Heiliger Gesang

Im orthodoxen Gottesdienst ist der Gesang keine bloße Beigabe, sondern notwendiger Bestandteil der göttlichen Theourgie. Im Mönchtum zumal dient er nicht zuletzt als geistige Übung. Die orthodoxe Christenheit besitzt einen reichen Schatz unterschiedlicher Gesangstraditionen, die sich entsprechend den Besonderheiten der jeweiligen Sprachen und Völker entwickelt haben.

Der ursprüngliche christliche Kirchengesang wird „Choral“ genannt. Er entsteht aus dem im Gebet erhobenen und vom Geist getragenen Wort. In Westeuropa kennt man vor allem den lateinischen Kirchengesang der römischen Kirche, den gregorianischen Choral.

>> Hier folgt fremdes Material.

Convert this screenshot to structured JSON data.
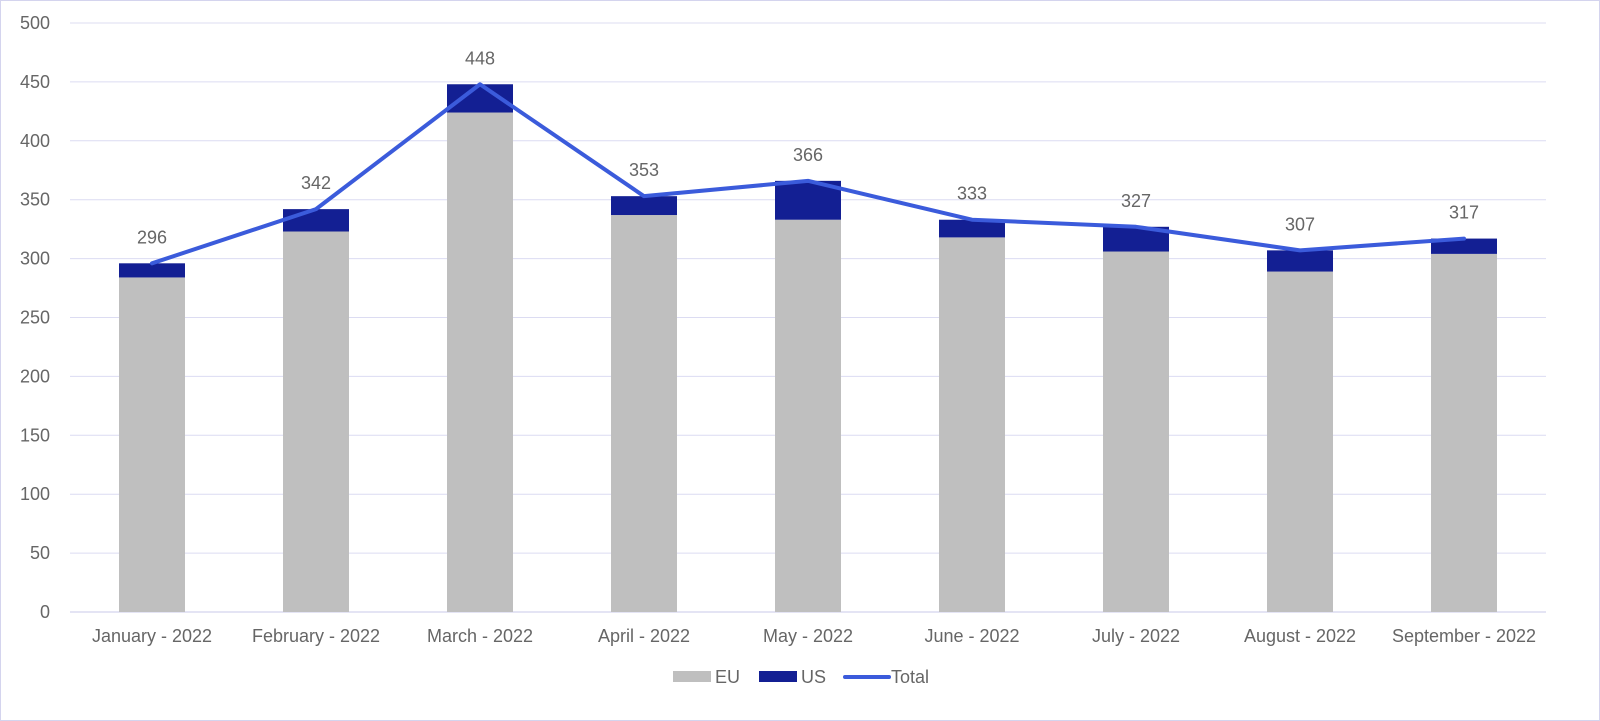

Eine ebenso alte und ehrwürdige Choraltradition ist der byzantinische Choral, der von der griechischen Sprache ausgeht und in der griechischen Kirche gepflegt wird. Auf ihn gehen die meisten Gesangstraditionen der orthodoxen Völker zurück. Aber es gibt auch völlig unabhängige Entwicklungen, wie z.B. der uralte dreistimmige Gesang der georgischen orthodoxen Kirche oder die –wieder völlig andere– jüngere Mehrstimmigkeit in der russischen Kirche (Rachmaninov, Tschaikowski, Bordnjianski). Die älteste Form des russischen Kirchengesang ist der von Byzanz und Bulgarien beeinflußte altslawische Choral, der auch als „Neumengesang“ bezeichnet wird. Rumänien besitzt verschiedene Gesangsformen nebeneinander; dort kommen mehrere Einflüsse zusammen, vom griechisch-byzantinischen Choral über die russische Mehrstimmigkeit bis hin zu volkstümlichen Bildungen in Siebenbürgen. Eine entsprechende Gesangstradition für den orthodoxen Gottesdienst in deutscher Sprache ist der Deutsche Choral, wie er im Dreifaltigkeitskloster gepflegt wird.

Anfang der 80-er Jahre des 20. Jahrhunderts entstanden auf dem Heiligen Berg Athos die ersten Manuskripte für das deutsche orthodoxe Stundengebet in einer eigenen Neumenschrift nach mittelalterlichen Vorbildern. Diese Notation ist in den folgenden Jahren weiter entwickelt worden. 1985 entstand eine erste vollständige Handschrift der göttlichen Liturgie des heiligen Johannes Goldmund (Chrysostomos) im Deutschen Choral. Dem folgte, ebenfalls 1985, die inzwischen vergriffene erste Druckausgabe, das „Chorbuch zur göttlichen Liturgie“.

Heute liegt ein umfangreiches Corpus mit dem Ordinarium und den Hymnen der Hochfeste vor, sowie Modelle für die Stichodie und den Psalmengesang. Von nicht geringer Bedeutung ist die Improvisationskunst, die vor allem im Gesang des Propriums angewandt wird. Der vom Kanonarchen rezitierte deutsche oder griechische Text wird dabei „ex tempore“ in Gesang umgesetzt, wobei die Sänger sorgfältigst die jeweils vorgegebene Kirchentonart sowie die musikalische Symbolik der Intervalle und musikalischen Gesten (Neumen) beachten müssen.

Die Mönche singen den Deutschen Choral in naturtöniger Feinstimmung, wodurch er eine ganz eigene Klarheit und Kraft gewinnt. Dazu gibt es ein Lehrbuch: Der Weg zum naturtönigen Kultgesang sowie zwei Dokumentations-CDs, auf denen Psalmengesang, Fürbitten, syllabischer und melismatischer Sologesang sowie mehrstimmige Hymnen in allen 8 Kirchentonarten erklingen (siehe unter ➥ Verlag).